Carbon sequestration
Carbon sequestration is the capture and long-term storage of carbon so it does not quickly return to the atmosphere as carbon dioxide.

Common Mistakes to Avoid

  • Calling pyrolysis the same as burning is wrong because burning needs plentiful oxygen and converts most carbon to CO2, while pyrolysis limits oxygen and can leave solid biochar.
  • Assuming all biomass carbon is permanently stored is wrong because only the carbon that remains in stable biochar is stored long term.
  • Ignoring moisture in biomass is wrong because wet feedstock uses energy to evaporate water, reducing the useful energy output of the reactor.
  • Treating biochar as instant fertilizer is wrong because biochar is mainly a soil amendment that can affect water, nutrients, and microbes, but its benefits depend on soil type and biochar properties.

Practice Questions

  1. 1 A pyrolysis reactor takes in 100 kg of dry biomass containing 50 percent carbon by mass.

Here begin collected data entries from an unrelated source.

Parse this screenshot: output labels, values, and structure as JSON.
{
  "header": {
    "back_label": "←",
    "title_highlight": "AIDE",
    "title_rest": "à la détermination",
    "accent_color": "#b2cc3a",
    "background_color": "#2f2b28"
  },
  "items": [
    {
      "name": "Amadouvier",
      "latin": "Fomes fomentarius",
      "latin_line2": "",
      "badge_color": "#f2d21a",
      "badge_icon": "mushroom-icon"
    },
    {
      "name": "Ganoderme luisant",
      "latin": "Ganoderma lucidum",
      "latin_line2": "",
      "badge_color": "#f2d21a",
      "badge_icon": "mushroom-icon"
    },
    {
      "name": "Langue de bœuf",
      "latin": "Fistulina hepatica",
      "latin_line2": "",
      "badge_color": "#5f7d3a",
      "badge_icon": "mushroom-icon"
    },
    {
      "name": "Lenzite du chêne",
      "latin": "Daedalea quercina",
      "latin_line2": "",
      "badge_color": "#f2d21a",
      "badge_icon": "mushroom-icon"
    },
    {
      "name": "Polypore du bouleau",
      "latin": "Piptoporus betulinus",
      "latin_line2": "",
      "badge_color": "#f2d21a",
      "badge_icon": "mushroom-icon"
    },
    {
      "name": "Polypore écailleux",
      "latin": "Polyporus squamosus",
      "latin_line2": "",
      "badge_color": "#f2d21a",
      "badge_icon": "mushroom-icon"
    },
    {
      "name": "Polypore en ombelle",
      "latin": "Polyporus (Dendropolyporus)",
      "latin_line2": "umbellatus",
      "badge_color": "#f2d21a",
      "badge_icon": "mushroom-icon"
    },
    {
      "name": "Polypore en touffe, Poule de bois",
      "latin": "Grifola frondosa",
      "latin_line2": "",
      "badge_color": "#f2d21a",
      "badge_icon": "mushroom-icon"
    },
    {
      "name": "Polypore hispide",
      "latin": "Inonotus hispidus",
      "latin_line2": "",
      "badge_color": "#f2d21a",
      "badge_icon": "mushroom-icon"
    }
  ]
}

It produces 25 kg of biochar containing 70 percent carbon. What fraction of the original biomass carbon is stored in the biochar?
  2. 2 A small reactor produces 18 MJ of useful heat, 12 MJ of syngas energy, and 6 MJ of bio-oil energy from one batch. If the dry biomass input contains 45 MJ of chemical energy, what is the useful energy recovery percentage?
  3. 3 Explain why a pyrolysis system can be described as energy plus carbon storage, while a normal wood fire is mainly an energy release process.